Ruth Zadek: Es ist auf jeden Fall noch nicht zu spät. Denn die meisten, um die es in der Ausstellung geht, leben zum größten Teil nicht mehr. Für uns, die Kinder der Protagonist/innen dieser Ausstellung, und für unsere Familien heute ist es wichtig, dass endlich mal auch der Anteil der Kommunist/innen jüdischer Herkunft gezeigt wird, die aktiv am Aufbau der DDR beteiligt waren. Und was diese Menschen in der DDR geleistet haben. Das wurde noch nie thematisiert.

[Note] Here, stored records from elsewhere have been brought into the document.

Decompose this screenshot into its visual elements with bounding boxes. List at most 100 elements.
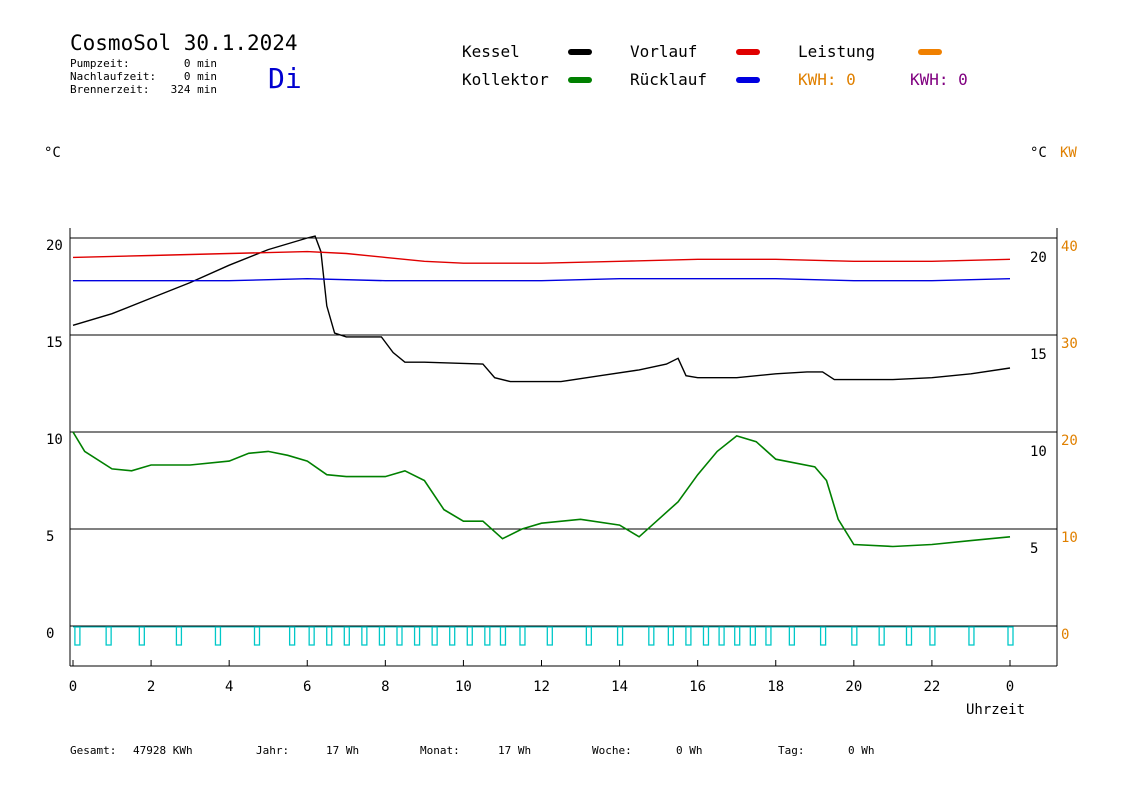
y-tick-label-right: 15: [1030, 347, 1047, 363]
y-tick-label-kw: 20: [1061, 433, 1078, 449]
x-tick-label: 22: [923, 679, 940, 695]
footer-value: 17 Wh: [326, 744, 359, 757]
stat-label: Pumpzeit:: [70, 57, 130, 70]
pump-pulse: [788, 626, 796, 646]
x-tick-label: 14: [611, 679, 628, 695]
x-tick-label: 12: [533, 679, 550, 695]
footer-value: 0 Wh: [848, 744, 875, 757]
stat-value: 0 min: [184, 57, 217, 70]
pump-pulse: [765, 626, 772, 646]
pump-pulse: [749, 626, 756, 646]
pump-pulse: [449, 626, 456, 646]
y-tick-label: 20: [46, 238, 63, 254]
footer-label: Tag:: [778, 744, 805, 757]
y-tick-label: 5: [46, 529, 54, 545]
y-axis-right-kw-ticks: 40 30 20 10 0: [1061, 239, 1078, 643]
pump-pulse: [431, 626, 438, 646]
pump-pulse: [466, 626, 473, 646]
pump-pulse: [413, 626, 421, 646]
series-line: [72, 235, 1011, 383]
pump-pulse: [718, 626, 725, 646]
y-axis-left-ticks: 20 15 10 5 0: [46, 238, 63, 642]
x-tick-label: 8: [381, 679, 389, 695]
pump-pulse: [702, 626, 710, 646]
x-tick-label: 0: [1006, 679, 1014, 695]
x-tick-label: 16: [689, 679, 706, 695]
pump-pulse: [74, 626, 81, 646]
pump-pulse: [253, 626, 261, 646]
pump-pulse: [667, 626, 674, 646]
series-lines: [72, 235, 1011, 548]
series-line: [72, 431, 1011, 548]
x-tick-label: 10: [455, 679, 472, 695]
pump-pulse: [1007, 626, 1014, 646]
kwh-orange-label: KWH: 0: [798, 70, 856, 89]
pump-pulse: [343, 626, 350, 646]
footer-value: 17 Wh: [498, 744, 531, 757]
y-tick-label-kw: 40: [1061, 239, 1078, 255]
pump-pulse: [734, 626, 741, 646]
legend-label: Vorlauf: [630, 42, 697, 61]
footer-stats: Gesamt: 47928 KWh Jahr: 17 Wh Monat: 17 Wh Woc…: [70, 744, 875, 757]
pump-pulse: [519, 626, 526, 646]
right-axis-unit-kw: KW: [1060, 145, 1077, 161]
series-line: [73, 277, 1011, 282]
footer-value: 47928 KWh: [133, 744, 193, 757]
footer-value: 0 Wh: [676, 744, 703, 757]
pump-pulse: [484, 626, 491, 646]
pump-pulse: [929, 626, 936, 646]
plot-frame: [69, 228, 1058, 667]
footer-label: Jahr:: [256, 744, 289, 757]
footer-label: Monat:: [420, 744, 460, 757]
pump-pulse: [308, 626, 315, 646]
legend-label: Leistung: [798, 42, 875, 61]
pump-pulse: [138, 626, 145, 646]
y-tick-label-right: 5: [1030, 541, 1038, 557]
stat-label: Nachlaufzeit:: [70, 70, 156, 83]
pump-pulse: [396, 626, 403, 646]
footer-label: Woche:: [592, 744, 632, 757]
legend: Kessel Vorlauf Leistung Kollektor Rücklauf: [462, 42, 942, 89]
x-tick-label: 6: [303, 679, 311, 695]
y-tick-label-kw: 0: [1061, 627, 1069, 643]
header-stats: Pumpzeit: 0 min Nachlaufzeit: 0 min Brennerz…: [70, 57, 217, 96]
pump-pulse: [616, 626, 624, 646]
legend-label: Kollektor: [462, 70, 549, 89]
x-axis-label: Uhrzeit: [966, 702, 1025, 718]
x-tick-label: 0: [69, 679, 77, 695]
stat-label: Brennerzeit:: [70, 83, 149, 96]
y-tick-label-kw: 10: [1061, 530, 1078, 546]
stat-value: 0 min: [184, 70, 217, 83]
legend-label: Rücklauf: [630, 70, 707, 89]
pump-pulse: [288, 626, 296, 646]
x-tick-label: 18: [767, 679, 784, 695]
pump-pulse: [819, 626, 827, 646]
pump-pulse: [326, 626, 333, 646]
pump-pulse: [546, 626, 553, 646]
y-axis-right-inner-ticks: 20 15 10 5: [1030, 250, 1047, 557]
left-axis-unit: °C: [44, 145, 61, 161]
pump-pulse: [105, 626, 112, 646]
legend-label: Kessel: [462, 42, 520, 61]
y-tick-label-right: 20: [1030, 250, 1047, 266]
day-label: Di: [268, 62, 302, 95]
series-line: [72, 250, 1011, 264]
pump-pulse: [214, 626, 222, 646]
pump-pulse: [378, 626, 386, 646]
x-tick-label: 2: [147, 679, 155, 695]
x-tick-label: 20: [845, 679, 862, 695]
stat-value: 324 min: [171, 83, 217, 96]
y-tick-label: 0: [46, 626, 54, 642]
footer-label: Gesamt:: [70, 744, 116, 757]
page-title: CosmoSol 30.1.2024: [70, 31, 298, 55]
pump-pulse: [878, 626, 885, 646]
y-tick-label-kw: 30: [1061, 336, 1078, 352]
x-axis-ticks: 0 2 4 6 8 10 12 14 16 18 20 22 0: [69, 660, 1014, 695]
pump-pulse: [905, 626, 913, 646]
kwh-purple-label: KWH: 0: [910, 70, 968, 89]
pump-pulse: [175, 626, 183, 646]
pump-pulses: [73, 626, 1014, 646]
pump-pulse: [585, 626, 592, 646]
y-tick-label: 10: [46, 432, 63, 448]
pump-pulse: [648, 626, 655, 646]
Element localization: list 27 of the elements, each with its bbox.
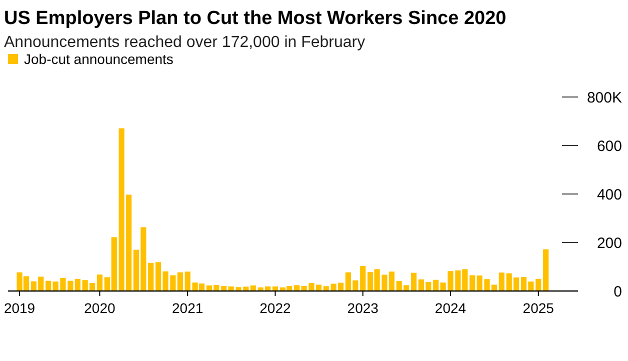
- bar: [360, 266, 366, 291]
- bar: [433, 280, 439, 291]
- y-tick-label: 600: [596, 138, 622, 155]
- bar: [410, 272, 417, 291]
- bar: [543, 249, 549, 291]
- x-tick-label: 2021: [172, 300, 204, 316]
- bar: [177, 272, 183, 291]
- x-tick-label: 2023: [347, 300, 379, 316]
- y-tick-label: 0: [614, 283, 622, 300]
- chart-title: US Employers Plan to Cut the Most Workers Since 2020: [4, 8, 506, 29]
- bar: [470, 275, 476, 291]
- bar: [96, 274, 103, 291]
- y-tick-label: 400: [596, 186, 622, 204]
- y-tick-label: 800K: [586, 89, 622, 106]
- chart-subtitle: Announcements reached over 172,000 in February: [4, 34, 366, 51]
- bar: [536, 278, 542, 291]
- x-tick-label: 2020: [84, 300, 116, 316]
- bar: [498, 272, 504, 291]
- bar: [323, 286, 329, 291]
- y-tick-label: 200: [596, 234, 622, 252]
- x-tick-label: 2022: [260, 300, 292, 316]
- x-tick-label: 2024: [434, 300, 466, 316]
- legend-label: Job-cut announcements: [24, 51, 174, 67]
- x-tick-label: 2025: [522, 300, 554, 316]
- bar: [74, 278, 80, 291]
- bar: [148, 262, 154, 291]
- x-tick-label: 2019: [4, 300, 36, 316]
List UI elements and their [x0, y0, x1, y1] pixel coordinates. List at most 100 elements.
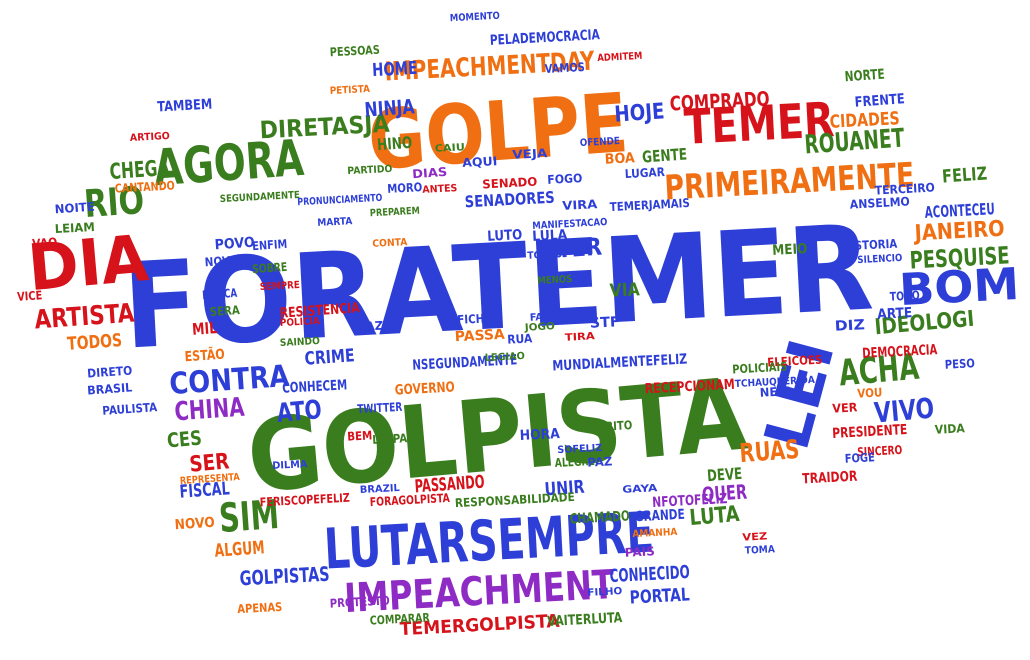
word-foragolpista: FORAGOLPISTA	[369, 491, 450, 509]
word-nunca: NUNCA	[202, 286, 238, 302]
word-gaya: GAYA	[622, 483, 658, 496]
word-momento: MOMENTO	[450, 11, 501, 25]
word-rouanet: ROUANET	[804, 124, 906, 161]
word-novas: NOVAS	[204, 253, 245, 270]
word-presidente: PRESIDENTE	[832, 422, 908, 442]
word-boa: BOA	[604, 150, 635, 168]
word-frente: FRENTE	[854, 91, 905, 110]
word-pais: PAIS	[624, 544, 655, 560]
word-feriscopefeliz: FERISCOPEFELIZ	[259, 491, 350, 510]
word-twitter: TWITTER	[357, 400, 403, 416]
word-vamos: VAMOS	[544, 60, 585, 76]
word-passa: PASSA	[454, 327, 505, 346]
word-democracia: DEMOCRACIA	[862, 342, 938, 362]
word-vez: VEZ	[742, 531, 768, 543]
word-hino: HINO	[376, 133, 412, 154]
word-quer: QUER	[701, 479, 748, 506]
word-diz: DIZ	[834, 317, 865, 335]
word-vao: VAO	[32, 235, 58, 251]
word-comparar: COMPARAR	[369, 610, 430, 627]
word-eleicoes: ELEICOES	[767, 353, 823, 370]
word-sincero: SINCERO	[857, 443, 903, 459]
word-temerjamais: TEMERJAMAIS	[609, 196, 690, 214]
word-grande: GRANDE	[634, 507, 685, 526]
word-policia: POLICIA	[280, 316, 321, 329]
word-china: CHINA	[173, 393, 245, 428]
word-meio: MEIO	[772, 241, 808, 259]
word-brasil: BRASIL	[87, 380, 133, 397]
word-arte: ARTE	[877, 305, 913, 323]
word-temer: TEMER	[683, 92, 836, 156]
word-chega: CHEGA	[109, 156, 171, 185]
word-vira: VIRA	[562, 197, 598, 213]
word-fiscal: FISCAL	[179, 478, 230, 502]
word-ter: TER	[556, 232, 603, 263]
word-admitem: ADMITEM	[597, 51, 643, 64]
word-vice: VICE	[17, 288, 43, 304]
word-diretasja: DIRETASJA	[259, 110, 391, 145]
word-comprado: COMPRADO	[669, 86, 770, 115]
word-conta: CONTA	[372, 237, 408, 250]
word-rua: RUA	[507, 331, 533, 346]
word-via: VIA	[609, 279, 640, 302]
word-noite: NOITE	[54, 200, 95, 217]
word-vida: VIDA	[934, 421, 965, 437]
word-enfim: ENFIM	[252, 237, 288, 253]
word-preparem: PREPAREM	[370, 206, 421, 220]
word-unir: UNIR	[544, 477, 585, 501]
word-peso: PESO	[944, 356, 975, 372]
word-passando: PASSANDO	[414, 472, 485, 498]
word-protesto: PROTESTO	[329, 593, 390, 610]
word-aqui: AQUI	[462, 154, 498, 170]
word-partido: PARTIDO	[347, 164, 393, 177]
word-segundamente: SEGUNDAMENTE	[220, 190, 301, 205]
word-artista: ARTISTA	[34, 299, 136, 336]
word-poa: POA	[739, 298, 770, 316]
word-responsabilidade: RESPONSABILIDADE	[455, 490, 576, 510]
word-est-o: ESTÃO	[184, 346, 225, 366]
word-new: NEW	[759, 384, 790, 400]
word-tira: TIRA	[565, 331, 596, 344]
word-jogo: JOGO	[524, 321, 556, 334]
word-terceiro: TERCEIRO	[874, 180, 935, 197]
word-tchau: TCHAU	[527, 249, 563, 262]
word-moro: MORO	[387, 180, 423, 196]
word-manifestacao: MANIFESTACAO	[532, 217, 607, 232]
word-representa: REPRESENTA	[180, 472, 241, 487]
word-gente: GENTE	[642, 144, 688, 166]
word-fogo: FOGO	[547, 171, 583, 187]
word-nsegundamente: NSEGUNDAMENTE	[412, 352, 518, 373]
word-brazil: BRAZIL	[360, 483, 401, 496]
word-acha: ACHA	[837, 347, 920, 395]
word-conhecido: CONHECIDO	[609, 562, 690, 587]
word-artigo: ARTIGO	[130, 131, 171, 144]
word-limpa: LIMPA	[372, 431, 408, 447]
word-foge: FOGE	[844, 450, 875, 466]
word-ninja: NINJA	[364, 94, 416, 121]
word-vou: VOU	[857, 385, 883, 400]
word-filho: FILHO	[587, 586, 623, 599]
word-novo: NOVO	[174, 515, 215, 534]
word-bem: BEM	[347, 428, 373, 443]
word-ser: SER	[188, 449, 230, 477]
word-resistencia: RESISTENCIA	[279, 300, 360, 322]
word-luto: LUTO	[487, 227, 523, 245]
word-paulista: PAULISTA	[102, 400, 158, 418]
word-vaza: VAZA	[357, 318, 393, 334]
word-pesquise: PESQUISE	[909, 241, 1010, 274]
word-vivo: VIVO	[873, 391, 936, 429]
word-caiu: CAIU	[435, 142, 466, 155]
word-senadores: SENADORES	[464, 188, 555, 212]
word-sera: SERA	[209, 303, 241, 319]
word-pelademocracia: PELADEMOCRACIA	[489, 27, 600, 49]
word-cidades: CIDADES	[829, 108, 900, 133]
word-ruas: RUAS	[738, 435, 800, 469]
word-cantando: CANTANDO	[114, 178, 175, 195]
word-veja: VEJA	[512, 146, 548, 162]
word-traidor: TRAIDOR	[802, 469, 858, 488]
word-vaiterluta: VAITERLUTA	[547, 610, 623, 630]
word-governo: GOVERNO	[394, 379, 455, 398]
word-sofeliz: SOFELIZ	[557, 443, 603, 456]
word-policiais: POLICIAIS	[732, 360, 788, 377]
word-conhecem: CONHECEM	[282, 377, 348, 396]
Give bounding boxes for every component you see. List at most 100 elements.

Vielen nichtjüdischen Freunden und Bekannten war es überhaupt nicht klar, welche Lebensleistung unserer Eltern dahintersteckt. Obwohl meine Eltern ihre jüdischen Wurzeln nicht geheim hielten, glaubten sie, dass sie aus politischen Gründen emigriert sind. Viele wussten auch nicht, dass ich aus einer jüdischen Familie komme. Das war auch kein Thema. Weder im Negativen noch im Positiven. Es gab kein Bewusstsein dafür. Wenn ich heute Leuten aus der ehemaligen DDR davon erzähle, antworten die allermeisten: „Ach ja, stimmt, darüber haben wir noch nie nachgedacht.“ Das ist die Kernaussage.
Sharon Adler: Du bist berlinweit auf dem offiziellen Ausstellungsplakat zu sehen. Wie fühlt es sich an, mit einem Foto aus deinem Privatarchiv das „Key Visual“ der Ausstellung zu sein?
Ruth Zadek: Für mich ist es ganz großartig, dass meine Mutter darauf zu sehen ist und so im Fokus steht. Denn oft werden ja die männlichen Leistungen hervorgehoben. Aber meine Mutter war diejenige, die eine beachtliche Karriere in der DDR gemacht hat. Als das Foto entstand, war sie schon Werksleiterin in einem Betrieb mit etwa eintausend Mitarbeitern. Mich erkennt man eigentlich nicht, wobei ich mein“ energisches“ Kinn ja beibehalten habe. Mein Vater hat wunderbar fotografiert, und ich habe noch eine Menge schöner Fotos. Anfänglich habe ich gar nicht verstanden, wieso ausgerechnet dieses Foto ausgewählt wurde, das ist mir ist erst später klargeworden. Es ist eine Botschaft und ein Zeichen des Aufbruchs dafür, eine neue Gesellschaft aufzubauen, mit fröhlichen Menschen, die etwas erreicht haben. Ich kann es nicht erklären, aber es macht mich glücklich.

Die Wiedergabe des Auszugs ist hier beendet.